Irgendwie bekomme ich hier bei Euch das Gefühl, dass ich wieder nach Hause gekommen bin.  Da, wo ich mich die letzten 15 Jahre herumgetrieben habe, war es teilweise schauerlich - zum Fürchten! Manchmal war es so schlimm, dass ich dachte, es sei besser, mich von diesem Planeten zu verabschieden, und mir einen anderen zu suchen. Aber das ist mittlerweile überwunden. Ich bleib wohl noch eine Weile.

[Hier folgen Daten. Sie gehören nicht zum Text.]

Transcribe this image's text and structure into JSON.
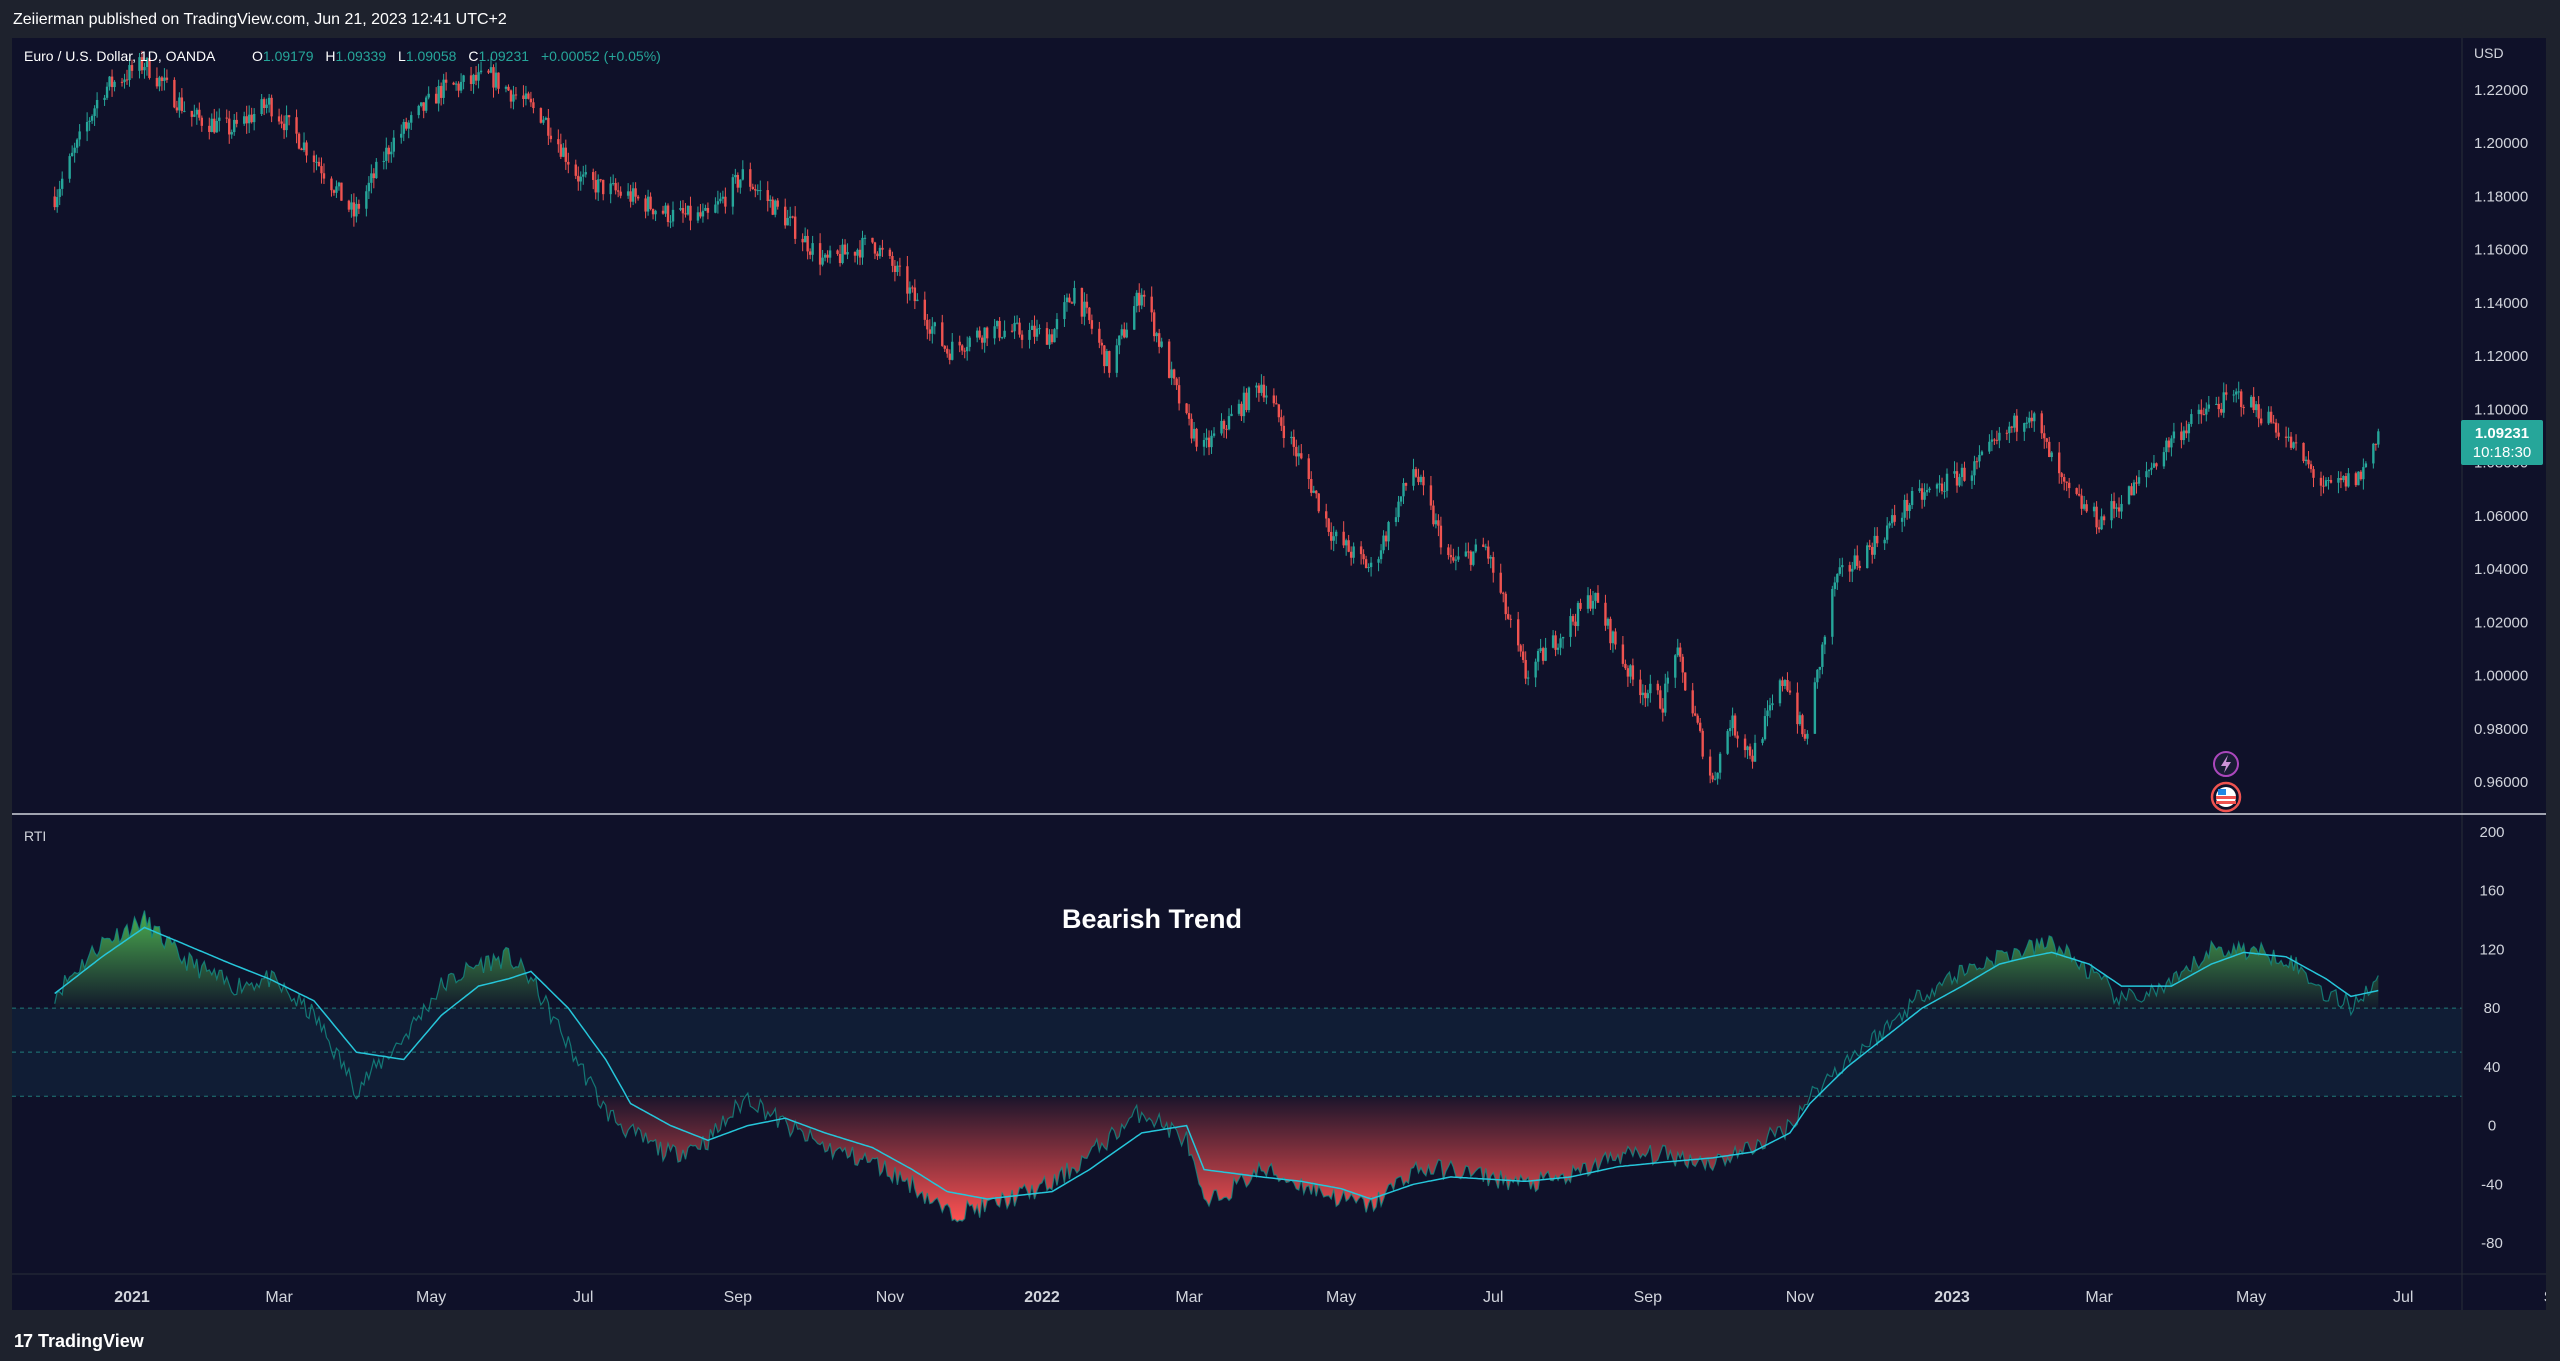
{
  "header": {
    "published_line": "Zeiierman published on TradingView.com, Jun 21, 2023 12:41 UTC+2"
  },
  "footer": {
    "brand": "TradingView",
    "logo_mark": "17"
  },
  "colors": {
    "background": "#0f1129",
    "up": "#26a69a",
    "down": "#ef5350",
    "rti_bull_fill": "#4caf50",
    "rti_bear_fill": "#ff5252",
    "signal_line": "#26c6da",
    "price_tag": "#26a69a"
  },
  "price_pane": {
    "symbol_line": "Euro / U.S. Dollar, 1D, OANDA",
    "ohlc": [
      {
        "label": "O",
        "value": "1.09179"
      },
      {
        "label": "H",
        "value": "1.09339"
      },
      {
        "label": "L",
        "value": "1.09058"
      },
      {
        "label": "C",
        "value": "1.09231"
      }
    ],
    "change": "+0.00052 (+0.05%)",
    "currency": "USD",
    "last_price": "1.09231",
    "countdown": "10:18:30",
    "y_ticks": [
      "1.22000",
      "1.20000",
      "1.18000",
      "1.16000",
      "1.14000",
      "1.12000",
      "1.10000",
      "1.08000",
      "1.06000",
      "1.04000",
      "1.02000",
      "1.00000",
      "0.98000",
      "0.96000"
    ],
    "icons": [
      "lightning-icon",
      "us-flag-icon"
    ]
  },
  "rti_pane": {
    "title": "RTI",
    "annotation": "Bearish Trend",
    "y_ticks": [
      "200",
      "160",
      "120",
      "80",
      "40",
      "0",
      "-40",
      "-80"
    ],
    "levels": [
      80,
      50,
      20
    ]
  },
  "x_axis": {
    "ticks": [
      "2021",
      "Mar",
      "May",
      "Jul",
      "Sep",
      "Nov",
      "2022",
      "Mar",
      "May",
      "Jul",
      "Sep",
      "Nov",
      "2023",
      "Mar",
      "May",
      "Jul",
      "Sep"
    ]
  },
  "chart_data": [
    {
      "type": "line",
      "title": "Euro / U.S. Dollar, 1D, OANDA",
      "note": "Daily candlesticks approximated by closing-price anchors",
      "x": [
        "2020-12-01",
        "2020-12-20",
        "2021-01-06",
        "2021-01-25",
        "2021-02-10",
        "2021-02-25",
        "2021-03-15",
        "2021-03-31",
        "2021-04-15",
        "2021-05-05",
        "2021-05-25",
        "2021-06-15",
        "2021-06-30",
        "2021-07-20",
        "2021-08-05",
        "2021-08-20",
        "2021-09-03",
        "2021-09-20",
        "2021-10-06",
        "2021-10-25",
        "2021-11-05",
        "2021-11-24",
        "2021-12-10",
        "2022-01-05",
        "2022-01-14",
        "2022-01-28",
        "2022-02-10",
        "2022-02-28",
        "2022-03-07",
        "2022-03-30",
        "2022-04-15",
        "2022-04-28",
        "2022-05-13",
        "2022-05-30",
        "2022-06-14",
        "2022-06-28",
        "2022-07-14",
        "2022-08-10",
        "2022-08-26",
        "2022-09-07",
        "2022-09-12",
        "2022-09-27",
        "2022-10-04",
        "2022-10-13",
        "2022-10-26",
        "2022-11-03",
        "2022-11-15",
        "2022-12-01",
        "2022-12-15",
        "2023-01-10",
        "2023-02-01",
        "2023-02-15",
        "2023-03-01",
        "2023-03-15",
        "2023-03-31",
        "2023-04-14",
        "2023-04-26",
        "2023-05-10",
        "2023-05-31",
        "2023-06-14",
        "2023-06-21"
      ],
      "y": [
        1.18,
        1.22,
        1.23,
        1.21,
        1.205,
        1.215,
        1.195,
        1.173,
        1.2,
        1.22,
        1.225,
        1.21,
        1.186,
        1.18,
        1.173,
        1.172,
        1.188,
        1.172,
        1.155,
        1.163,
        1.15,
        1.122,
        1.13,
        1.128,
        1.145,
        1.116,
        1.145,
        1.095,
        1.085,
        1.11,
        1.08,
        1.052,
        1.04,
        1.078,
        1.042,
        1.048,
        1.0,
        1.03,
        0.998,
        0.99,
        1.01,
        0.96,
        0.983,
        0.97,
        1.0,
        0.975,
        1.035,
        1.05,
        1.065,
        1.078,
        1.1,
        1.07,
        1.058,
        1.07,
        1.09,
        1.1,
        1.105,
        1.095,
        1.07,
        1.075,
        1.092
      ],
      "ylim": [
        0.95,
        1.235
      ],
      "last": 1.09231,
      "currency": "USD"
    },
    {
      "type": "area",
      "title": "RTI",
      "x": [
        "2020-12-01",
        "2020-12-20",
        "2021-01-06",
        "2021-01-20",
        "2021-02-10",
        "2021-02-25",
        "2021-03-15",
        "2021-04-01",
        "2021-04-20",
        "2021-05-05",
        "2021-05-20",
        "2021-06-01",
        "2021-06-10",
        "2021-06-25",
        "2021-07-10",
        "2021-07-20",
        "2021-08-05",
        "2021-08-20",
        "2021-09-05",
        "2021-09-20",
        "2021-10-06",
        "2021-10-25",
        "2021-11-10",
        "2021-11-24",
        "2021-12-10",
        "2022-01-05",
        "2022-01-20",
        "2022-02-10",
        "2022-02-28",
        "2022-03-07",
        "2022-03-30",
        "2022-04-15",
        "2022-05-01",
        "2022-05-13",
        "2022-05-30",
        "2022-06-14",
        "2022-07-14",
        "2022-08-01",
        "2022-08-20",
        "2022-09-07",
        "2022-09-27",
        "2022-10-13",
        "2022-10-28",
        "2022-11-05",
        "2022-11-20",
        "2022-12-05",
        "2022-12-20",
        "2023-01-05",
        "2023-01-20",
        "2023-02-01",
        "2023-02-10",
        "2023-02-25",
        "2023-03-10",
        "2023-03-30",
        "2023-04-15",
        "2023-04-28",
        "2023-05-15",
        "2023-05-31",
        "2023-06-10",
        "2023-06-21"
      ],
      "series": [
        {
          "name": "RTI",
          "values": [
            90,
            125,
            140,
            115,
            95,
            100,
            75,
            25,
            60,
            95,
            110,
            115,
            100,
            55,
            10,
            -5,
            -20,
            -10,
            20,
            0,
            -15,
            -25,
            -40,
            -60,
            -55,
            -40,
            -20,
            10,
            -10,
            -55,
            -30,
            -40,
            -50,
            -55,
            -30,
            -30,
            -40,
            -35,
            -20,
            -20,
            -25,
            -15,
            0,
            20,
            45,
            65,
            90,
            105,
            115,
            120,
            125,
            105,
            85,
            95,
            120,
            120,
            115,
            90,
            82,
            100
          ]
        },
        {
          "name": "Signal",
          "values": [
            90,
            115,
            135,
            125,
            110,
            100,
            85,
            50,
            45,
            75,
            95,
            100,
            105,
            80,
            45,
            15,
            0,
            -10,
            0,
            5,
            -5,
            -15,
            -30,
            -45,
            -50,
            -45,
            -30,
            -5,
            0,
            -30,
            -35,
            -38,
            -43,
            -50,
            -40,
            -35,
            -38,
            -35,
            -28,
            -25,
            -22,
            -18,
            -5,
            15,
            40,
            60,
            80,
            95,
            110,
            115,
            118,
            110,
            95,
            95,
            110,
            118,
            115,
            100,
            88,
            92
          ]
        }
      ],
      "levels": [
        80,
        50,
        20
      ],
      "ylim": [
        -100,
        200
      ],
      "annotation": "Bearish Trend"
    }
  ]
}
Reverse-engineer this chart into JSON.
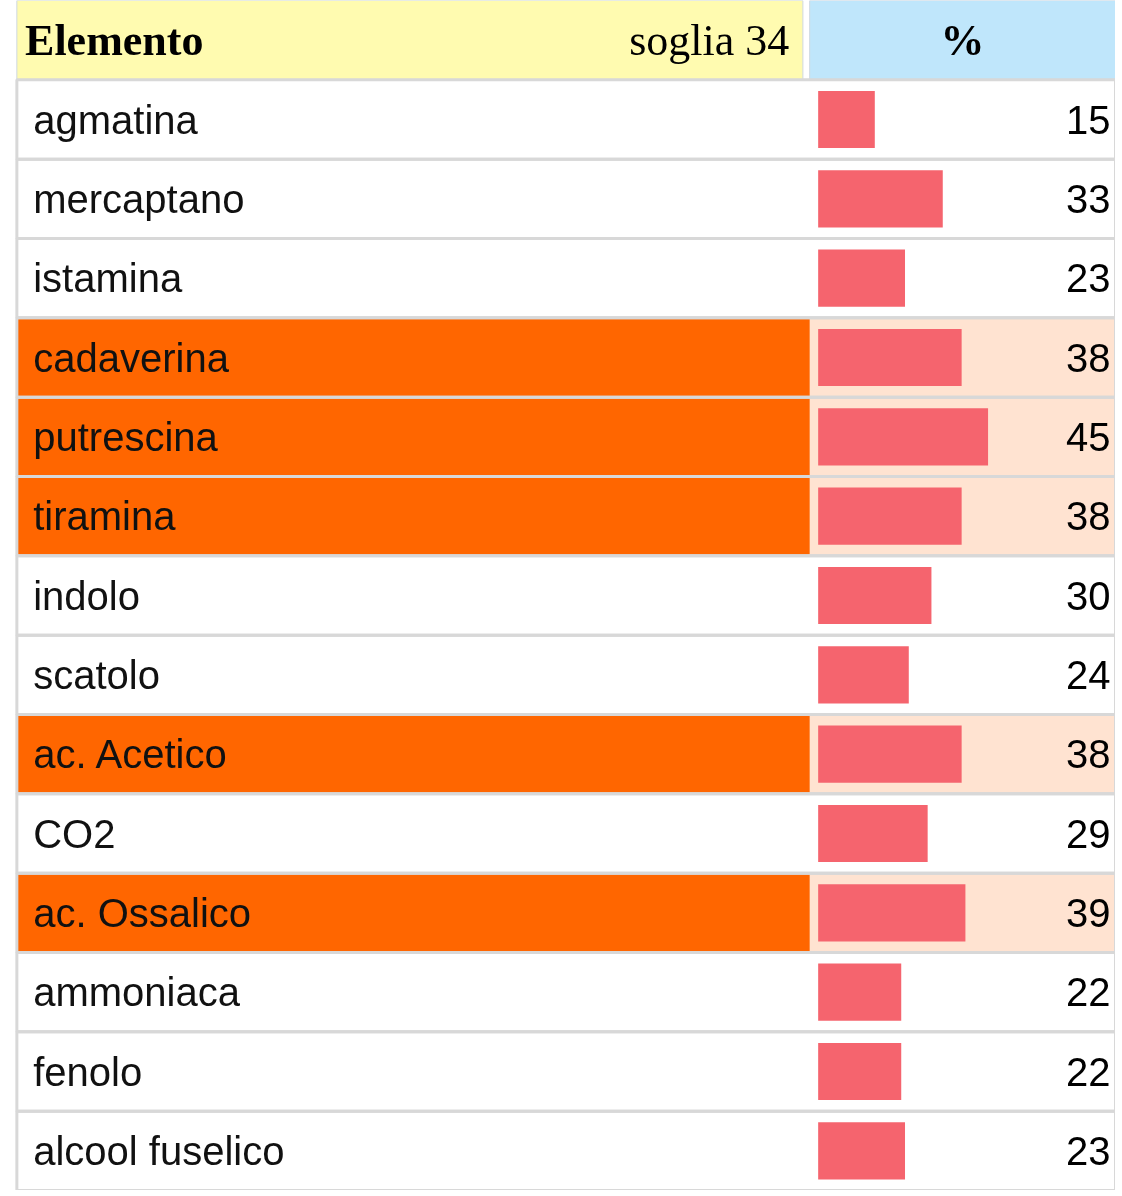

Da Euch die Bilder offensichtlich gefallen, hier noch ein kleiner Nachschlag von der letzten Aktion an meinem Privatpool:


























Ich warte jetzt noch, bis der Nachtfrost vorbei ist - dann gehe ich wieder an den Pool. Diesmal werde ich die beiden Hardys mit Pins einsetzen: Die Matchmaker mit der Alcocks Match Aerial und Pose, die Swingtip mit gespließter Bambus-Schwingspitze und der kleinen Alcocks Spinning Aerial. Da ich fast in der Mitte des Pools fischen muss, werde ich meinen Wurfhaken einsetzen.  Es gibt außer den Karpfen auch kleinere Karauschen die Menge. Um nicht ständig mit wild kämpfenden Karauschen am Haken die Futterstelle zu beunruhigen, muss ich mit großen Teigbommeln an meinem bewährten Teighaarsystem fischen (federleichte Spiralen am Haar, auf die der Teig gedrückt wird - die meisten von Euch werden es kennen. Für die anderen mache ich eine Nahaufnahme!)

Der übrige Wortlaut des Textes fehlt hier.